I met up with Keith at the Winter Farmer’s Market at the Mark Fisk School in Salem on a chilly Sunday morning. The challenge: buy local foods and put together a meal so delicious that we could all forget for a moment the dingy gray piles of slush outside.
Keith is more than a food whisperer; he’s a local produce booster. He refers to sunchokes as “the New England truffle” and looks most kindly upon imperfect vegetables, like the parsnip with tiny bug trails or the carrot gnarled by New England’s rocky soil.
Here's a breakdown of our haul from the market:
- $7 for pea shoots, carrots, and watermelon radish
- $9.80 for Brookford Farm ‘Shades of Blue’ cheese and quark
- $3.50 for onion and celeriac
- $11 for a pound of coffee
- $26 for a Hurd Farms Porterhouse steak
I’m sold on the food and on his devotion, which doesn’t come off as remotely pious. He found his way to food while growing up with a single mom who worked two jobs. He never wanted to be a chef and got his first job on a line so he could buy a mountain bike. His friend Steve encouraged him, got him jobs, and mentored him. Though Steve died three years ago, Keith says Steve’s spirit is with him, in a way, when he cooks. Keith believes in the ghosts of things, that the essence of animals and plants that die for us to eat creates a responsibility, and that in part inspires his creativity.

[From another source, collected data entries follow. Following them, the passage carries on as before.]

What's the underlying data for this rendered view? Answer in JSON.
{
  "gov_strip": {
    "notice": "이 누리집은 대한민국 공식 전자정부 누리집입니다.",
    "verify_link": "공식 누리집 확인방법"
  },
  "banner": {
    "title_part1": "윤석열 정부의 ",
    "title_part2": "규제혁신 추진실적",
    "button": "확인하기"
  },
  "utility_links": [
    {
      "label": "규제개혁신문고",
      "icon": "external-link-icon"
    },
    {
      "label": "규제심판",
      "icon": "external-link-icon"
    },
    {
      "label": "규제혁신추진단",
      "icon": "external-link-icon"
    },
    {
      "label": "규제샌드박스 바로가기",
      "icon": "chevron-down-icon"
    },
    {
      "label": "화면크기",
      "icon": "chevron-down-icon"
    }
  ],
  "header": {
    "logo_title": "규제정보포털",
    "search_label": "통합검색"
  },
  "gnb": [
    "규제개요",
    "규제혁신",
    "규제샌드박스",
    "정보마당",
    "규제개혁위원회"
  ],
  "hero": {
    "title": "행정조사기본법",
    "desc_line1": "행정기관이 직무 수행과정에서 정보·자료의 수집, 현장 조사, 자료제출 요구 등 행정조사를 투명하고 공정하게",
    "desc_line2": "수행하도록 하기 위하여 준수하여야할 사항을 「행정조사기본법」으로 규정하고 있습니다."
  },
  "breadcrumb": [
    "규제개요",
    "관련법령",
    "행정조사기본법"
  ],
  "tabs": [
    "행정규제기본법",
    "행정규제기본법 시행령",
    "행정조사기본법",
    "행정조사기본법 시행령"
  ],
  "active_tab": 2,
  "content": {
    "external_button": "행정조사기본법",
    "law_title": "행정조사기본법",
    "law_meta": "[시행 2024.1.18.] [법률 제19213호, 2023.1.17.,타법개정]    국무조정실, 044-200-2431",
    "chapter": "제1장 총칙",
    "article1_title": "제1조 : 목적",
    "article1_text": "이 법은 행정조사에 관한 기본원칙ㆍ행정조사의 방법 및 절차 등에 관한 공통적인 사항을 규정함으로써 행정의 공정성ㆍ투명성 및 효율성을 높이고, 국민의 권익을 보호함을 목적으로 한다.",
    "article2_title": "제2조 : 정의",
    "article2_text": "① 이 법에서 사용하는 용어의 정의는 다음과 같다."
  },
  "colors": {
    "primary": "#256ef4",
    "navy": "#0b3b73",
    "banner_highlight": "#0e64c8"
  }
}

Something more practical is stuck in my Yankee craw—I would never spend $60 to make an everyday meal. And honestly, the food was undeniably great, but the portions were much more petite than I’d make. Fresh, local food is a more expensive choice for many families, so what does that mean for someone like him, who has known what it’s like to struggle?
Keith acknowledges there's a cost to buying local, but he says cost is subjective. "Do we value the cost up front, of the money that we're spending on local healthy products, keeping our money right here in this community? Because at the end of the day we're voting with our dollar."